« Serre les dents et souris. »

C'est, a déjà dit Christine Lagarde, ce que lui a appris la nage synchronisée. Aujourd'hui directrice générale du Fonds monétaire international (FMI), elle a déjà été championne de ce sport.

Elle va très certainement continuer à mettre en pratique cette leçon au cours des prochains jours : un tribunal français vient de la reconnaître coupable de « négligence ».

Un échec retentissant pour celle qu'on n'hésitait pas, ces dernières années, à qualifier de « Française la plus influente du monde ».

L'affaire est complexe et remonte à l'époque où Christine Lagarde était ministre de l'Économie du président Nicolas Sarkozy. Elle met en scène l'homme d'affaires Bernard Tapie, qui estimait avoir été lésé (en 1992) lorsqu'il a vendu l'entreprise Adidas à une banque publique française pour faire le saut en politique. Il jugeait qu'il aurait dû obtenir plus que les 315 millions d'euros reçus à l'époque.

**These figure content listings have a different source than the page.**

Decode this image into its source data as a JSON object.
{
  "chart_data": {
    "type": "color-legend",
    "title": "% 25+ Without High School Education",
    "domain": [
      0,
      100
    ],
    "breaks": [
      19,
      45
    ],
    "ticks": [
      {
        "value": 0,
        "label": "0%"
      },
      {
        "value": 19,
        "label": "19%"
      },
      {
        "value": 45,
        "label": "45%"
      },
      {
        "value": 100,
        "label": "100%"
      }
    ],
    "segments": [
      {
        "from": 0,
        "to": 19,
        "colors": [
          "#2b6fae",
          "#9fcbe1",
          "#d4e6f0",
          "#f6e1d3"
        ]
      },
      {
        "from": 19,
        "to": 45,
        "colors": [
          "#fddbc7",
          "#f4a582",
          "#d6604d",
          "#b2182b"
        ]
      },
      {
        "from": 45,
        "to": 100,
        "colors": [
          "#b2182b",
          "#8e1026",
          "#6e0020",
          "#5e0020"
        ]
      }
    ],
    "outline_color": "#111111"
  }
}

Afin de régler ce litige qui pourrissait depuis une quinzaine d'années, Christine Lagarde a donné son accord - « contre l'avis d'un organe consultatif », rappelait-on hier - à une procédure d'arbitrage. Un geste controversé puisque Bernard Tapie avait déjà été débouté par un tribunal en 2006.

Les Français n'étaient pas au bout de leurs surprises dans ce dossier. Les arbitres ont accordé, deux ans plus tard, une somme additionnelle de 403 millions d'euros à l'homme d'affaires (l'équivalent actuel de plus de 560 millions de dollars canadiens).

La Cour de justice de la République, qui a rendu son verdict hier au sujet de Christine Lagarde, remet les pendules à l'heure. Elle juge que la politicienne aurait dû s'opposer au versement de cette somme astronomique.

Plusieurs personnes impliquées dans cette affaire font d'ailleurs l'objet d'une enquête pour « escroquerie en bande organisée ». Et, bonne nouvelle pour les contribuables français, Bernard Tapie a été sommé, l'an dernier, de les rembourser.

Les responsables du FMI, eux, n'ont pas de quoi pavoiser. Les malheurs de Christine Lagarde écorchent leur organisation et font remonter à la surface de douloureux souvenirs.

Car Christine Lagarde a remplacé au pied levé Dominique Strauss-Kahn. Il avait quitté le FMI dans la disgrâce, accusé d'avoir agressé sexuellement une femme de chambre à New York.

Deux grands patrons de suite dont l'intégrité est remise en question... Si cette série noire devait se poursuivre, parions que certains parleraient de la malédiction du FMI.

Ce n'est toutefois pas pour éviter de faire peur aux superstitieux que le FMI doit laver plus blanc que blanc. Les pays démocratiques et les institutions internationales qu'ils soutiennent sont en perte de vitesse et de légitimité. Le cynisme à l'égard des politiciens traditionnels est à son comble.

Ces politiciens, à l'instar des membres du conseil d'administration du FMI, doivent prendre la mesure du désenchantement. Se comporter de façon exemplaire. À défaut de quoi, en cette ère où bon nombre de citoyens ressentent un profond sentiment d'injustice, ils contribueront à l'ascension de plus en plus de populistes démagogues.

Ces citoyens réclament avec raison des politiciens plus vertueux. Des élus qui n'ont pas besoin de serrer les dents en souriant.